Mosquito-borne outbreaks have always been
difficult to predict, experts said. A complex set of environmental
factors is involved in West Nile transmission, said Katherine Feldman,
Maryland’s public health veterinarian. The virus lives in the blood of
birds, and mosquitoes spread it to people and horses.
There is no vaccine for humans.
The
extent of an outbreak is influenced by the number of mosquitoes and how
infectious they are, the population of susceptible bird species,
rainfall and temperature. Bringing “all these things together in the
right combination at the right time facilitates that the virus go faster
and to a greater degree in certain areas of the country,” said Roger
Nasci, chief of arboviral diseases at the CDC.
“The hotter it is, the mosquitoes tend to be more infectious, and it also affects how long a mosquito may live,” Petersen said.
Floods wash out mosquito breeding sites. But the right amount of rain can produce ideal breeding conditions.
Robert
Haley, director of the epidemiology division at the University of Texas
Southwestern Medical Center at Dallas, said he suspects that particular
local weather conditions made Dallas ground zero for West Nile virus
this year.
A mild winter allowed more female mosquitoes to
survive. West Nile infection among birds was relatively mild last year,
meaning more birds would be susceptible this year. Haley, who lives in
North Dallas, said he suspected that something was amiss when he saw two
dead bluejays in his yard in July. Bluejays and crows are among those
species that tend to die from the virus, he said.
Dallas also had a
hot, dry summer with rain every three to four weeks that replenished
the stagnant pools in which mosquitoes breed, he said.
West Nile
disease can vary in severity. The onset of symptoms can take from a few
days to two weeks. People 50 or older have the highest risk of severe
illness.
About 80 percent of people who are infected will not
develop any illness. About 20 percent will develop West Nile fever.

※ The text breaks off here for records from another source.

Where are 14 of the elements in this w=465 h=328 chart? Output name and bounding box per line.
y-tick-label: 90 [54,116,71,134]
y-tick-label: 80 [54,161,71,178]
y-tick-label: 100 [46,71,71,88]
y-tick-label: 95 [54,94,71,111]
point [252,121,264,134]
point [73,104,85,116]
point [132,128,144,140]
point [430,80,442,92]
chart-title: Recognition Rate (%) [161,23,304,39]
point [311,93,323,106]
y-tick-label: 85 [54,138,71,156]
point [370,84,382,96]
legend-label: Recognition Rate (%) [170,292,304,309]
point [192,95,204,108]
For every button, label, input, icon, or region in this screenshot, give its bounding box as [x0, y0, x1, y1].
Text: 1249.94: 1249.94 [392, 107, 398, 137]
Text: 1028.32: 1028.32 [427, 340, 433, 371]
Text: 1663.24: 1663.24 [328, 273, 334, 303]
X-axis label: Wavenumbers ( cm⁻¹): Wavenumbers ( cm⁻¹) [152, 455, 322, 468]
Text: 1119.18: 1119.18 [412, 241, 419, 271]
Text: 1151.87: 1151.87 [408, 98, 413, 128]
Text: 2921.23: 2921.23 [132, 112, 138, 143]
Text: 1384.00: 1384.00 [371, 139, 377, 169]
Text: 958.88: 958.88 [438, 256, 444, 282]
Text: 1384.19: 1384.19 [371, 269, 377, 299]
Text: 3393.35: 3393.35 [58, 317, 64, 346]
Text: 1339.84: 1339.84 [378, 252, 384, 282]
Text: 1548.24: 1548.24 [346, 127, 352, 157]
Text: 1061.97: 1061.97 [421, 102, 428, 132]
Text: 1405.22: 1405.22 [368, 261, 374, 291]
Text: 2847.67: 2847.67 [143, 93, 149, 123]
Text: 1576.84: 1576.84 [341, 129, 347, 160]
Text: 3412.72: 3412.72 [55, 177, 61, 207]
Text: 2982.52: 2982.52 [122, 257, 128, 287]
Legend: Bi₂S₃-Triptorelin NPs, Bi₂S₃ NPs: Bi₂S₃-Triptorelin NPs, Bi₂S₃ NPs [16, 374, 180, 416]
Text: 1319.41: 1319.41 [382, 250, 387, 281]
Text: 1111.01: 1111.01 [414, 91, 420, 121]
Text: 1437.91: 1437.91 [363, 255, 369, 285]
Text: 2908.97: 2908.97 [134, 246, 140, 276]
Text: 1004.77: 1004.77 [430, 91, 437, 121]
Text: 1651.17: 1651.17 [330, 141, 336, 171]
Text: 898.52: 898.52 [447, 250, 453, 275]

Symptoms include fever, headache, tiredness and body aches.
Occasionally, there will be a skin rash and swollen lymph glands.
The
most severe type of infection causes inflammation of the brain or of
the tissues surrounding the brain and spinal cord. In those cases,
symptoms include headache, fever, stiff neck, muscle weakness and
paralysis.
Of the West Nile disease cases reported to the CDC this year, 1,069, or 54 percent, were considered severe.
Health
officials say residents should use insect repellent when outdoors,
especially at dusk and dawn, when mosquitoes are most active. Residents
should also eliminate mosquito-breeding areas by emptying birdbaths,
flowerpots, buckets and barrels where rainwater collects.